6.4.4 Nach Darstellung des Rechtsvertreters hat sein Mandant eine kritische Haltung gegenüber dem Kapitalismus in seiner heutigen Ausgestaltung. Von daher bestehen Sympathien und Berührungspunkte zu Positionen des Revolutionären Aufbaus Schweiz. Es gibt allerdings auch im Schweizer Parlament vertretene Parteien, welche fundamentale Kritik am heutigen Wirtschafts- und Finanzsystem üben. Ansichten zu vertreten, welche sich mit Ideen linksextremer Gruppierungen überschneiden, ist erlaubt, solange sie mit legalen (friedlichen) Mitteln verfolgt und umgesetzt werden. Massgeblich ist nicht die politische Gesinnung oder Grundhaltung, sondern einzig die mögliche Gefährdung der inneren Sicherheit. Der Beschwerdeführer hat sich stets zur Gewaltlosigkeit bekannt (siehe ebenfalls E. 6.2.3 und 6.2.4 hiervor). Dies erscheint glaubhaft, zumal sein sonstiges Verhalten im Alltag (tadelloser Leumund, erfolgreicher beruflicher Werdegang, Einsatz in der freiwilligen Feuerwehr) daneben nicht einfach ausgeblendet werden darf. Die gehegten Bedenken erweisen sich demnach als zu wenig konkretisiert, nicht aktuell (soweit zeitlich überhaupt zuzuordnen, beziehen sich die Vorwürfe auf das Frühjahr 2007) und zu weitreichend formuliert.
6.5 Alles in allem beruhen die Annahmen von Vorinstanz und DAP nicht auf einer ausreichend gefestigten Indizienkette. Für Schlussfolgerungen, wie sie in der angefochtenen Verfügung und der Vernehmlassung gezogen werden, lässt die Beweislage mit anderen Worten keinen Raum. Es liegt somit nichts Konkretes vor, das den Beschwerdeführer heute als Risiko für die innere oder äussere Sicherheit der Schweiz erkennen liesse.
7. Zusammenfassend ist festzustellen, dass die Vorinstanz die Erteilung der eidgenössischen Einbürgerungsbewilligung zu Unrecht verweigert und somit Bundesrecht verletzt hat (Art. 49 VwVG). Die Beschwerde ist demzufolge gutzuheissen.

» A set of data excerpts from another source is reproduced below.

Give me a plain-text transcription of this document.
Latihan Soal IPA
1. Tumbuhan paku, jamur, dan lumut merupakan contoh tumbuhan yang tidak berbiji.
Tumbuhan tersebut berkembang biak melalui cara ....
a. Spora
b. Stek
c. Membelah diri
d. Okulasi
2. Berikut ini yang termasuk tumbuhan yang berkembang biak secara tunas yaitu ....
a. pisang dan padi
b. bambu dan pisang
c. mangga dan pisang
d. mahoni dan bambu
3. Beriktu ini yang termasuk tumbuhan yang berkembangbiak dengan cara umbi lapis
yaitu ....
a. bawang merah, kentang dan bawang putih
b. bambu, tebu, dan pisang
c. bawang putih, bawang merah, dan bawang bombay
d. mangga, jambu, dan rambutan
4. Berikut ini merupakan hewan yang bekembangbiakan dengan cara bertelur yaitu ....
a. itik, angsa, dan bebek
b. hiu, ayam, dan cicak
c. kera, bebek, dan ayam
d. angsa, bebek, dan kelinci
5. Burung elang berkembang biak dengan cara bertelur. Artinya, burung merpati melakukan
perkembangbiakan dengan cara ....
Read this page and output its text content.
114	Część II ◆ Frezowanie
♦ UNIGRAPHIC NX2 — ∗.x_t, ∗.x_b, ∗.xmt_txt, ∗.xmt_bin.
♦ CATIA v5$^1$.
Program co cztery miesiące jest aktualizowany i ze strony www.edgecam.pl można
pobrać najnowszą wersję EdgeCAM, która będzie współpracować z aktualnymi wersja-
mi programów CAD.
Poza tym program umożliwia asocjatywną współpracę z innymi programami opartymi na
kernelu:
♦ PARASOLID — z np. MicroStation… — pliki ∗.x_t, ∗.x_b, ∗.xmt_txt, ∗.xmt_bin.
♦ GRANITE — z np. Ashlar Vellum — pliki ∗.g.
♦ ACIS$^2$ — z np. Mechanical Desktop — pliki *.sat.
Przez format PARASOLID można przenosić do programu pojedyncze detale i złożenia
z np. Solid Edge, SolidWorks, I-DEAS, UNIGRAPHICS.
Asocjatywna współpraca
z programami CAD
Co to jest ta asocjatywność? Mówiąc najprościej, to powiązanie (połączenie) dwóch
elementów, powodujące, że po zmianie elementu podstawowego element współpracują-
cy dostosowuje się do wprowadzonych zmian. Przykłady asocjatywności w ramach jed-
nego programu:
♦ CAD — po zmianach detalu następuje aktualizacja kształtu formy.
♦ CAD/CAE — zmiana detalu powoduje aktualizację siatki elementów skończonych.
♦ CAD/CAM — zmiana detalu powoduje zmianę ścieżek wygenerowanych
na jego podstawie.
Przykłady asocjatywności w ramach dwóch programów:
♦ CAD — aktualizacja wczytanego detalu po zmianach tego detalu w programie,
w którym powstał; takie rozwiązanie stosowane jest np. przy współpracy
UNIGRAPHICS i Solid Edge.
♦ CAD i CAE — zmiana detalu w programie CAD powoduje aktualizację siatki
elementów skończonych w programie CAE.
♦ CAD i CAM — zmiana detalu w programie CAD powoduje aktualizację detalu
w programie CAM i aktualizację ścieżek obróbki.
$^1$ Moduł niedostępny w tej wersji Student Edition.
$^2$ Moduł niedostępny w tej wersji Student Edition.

Urteil C-2946/2008 des Bundesverwaltungsgerichts vom 21. Juni 2011
Fernmelderecht
Internetverkehr muss nicht überwacht werden
Der Bundesrat hat die zulässigen Arten der Überwachung des Internetverkehrs nicht geregelt, womit es an der gesetzlichen Grundlage fehlt. Fernmeldedienstanbieter können deshalb nicht zu Investitionen für die Überwachung verpflichtet werden.
Sachverhalt:
Nach Anordnung einer fernmeldedienstlichen Überwachungsmassnahme durch die Staatsanwaltschaft hat der Dienst Überwachung Post- und Fernmeldeverkehr (ÜPF) die A. AG mittels Verfügung vom 27. Oktober 2010 zur Umsetzung der Massnahme verpflichtet. Die A. AG wurde dazu angehalten, den gesamten Internetverkehr des zu überwachenden Mobilfunkanschlusses zu duplizieren und den Strafuntersuchungsbehörden verfügbar zu machen. Der ÜPF entzog einer allfälligen Beschwerde die aufschiebende Wirkung und verlangte die Umsetzung der Massnahme bis spätestens 29. Oktober 2010. Mit Beschwerde vom 29. November 2010 an das Bundesverwaltungsgericht verlangte die A. AG die Wiederherstellung der aufschiebenden Wirkung, die Aufhebung der Verfügung sowie eventuell eine angemessene Frist zur Umsetzung.
Aus den Erwägungen:
3.2 Das BÜPF regelt im vierten Abschnitt die Überwachung des Fernmeldeverkehrs. Die Vorinstanz hat gemäss Art. 13 Abs. 1 Bst. b. BÜPF die Aufgabe, die Anbieterinnen von Fernmeldediensten anzuweisen, die für die Überwachung notwendigen Massnahmen zu treffen. Sie nimmt zudem den umgeleiteten Fernmeldeverkehr der überwachten Person entgegen (Art. 13 Abs. 1 Bst. c BÜPF). Art. 15 Abs. 1 BÜPF verpflichtet die Anbieterinnen von Fernmeldediensten, dem Dienst für die Überwachung des Post- und Fernmeldeverkehrs auf Verlangen den Fernmeldeverkehr der überwachten Person sowie die Teilnehmeridentifikation und Verkehrs- und Rechnungsdaten zuzuleiten. Das Gesetz erfasst die Überwachung jeder Art von Fernmeldeverkehr einer bestimmten Person, wobei der Anknüpfungspunkt für die Überwachung eine bestimmte Rufnummer bildet (vgl. Urteil des Bundesverwaltungsgerichts A-2335/2008 vom 10. März 2009 E. 7.4). Der Internetverkehr, der über eine bestimmte Mobiltelefonnummer abgewickelt wird, stellt offensichtlich Fernmeldeverkehr im Sinne des Gesetzes dar, weshalb er von der in Art. 15 Abs. 1 BÜPF statuierten Verpflichtung erfasst wird.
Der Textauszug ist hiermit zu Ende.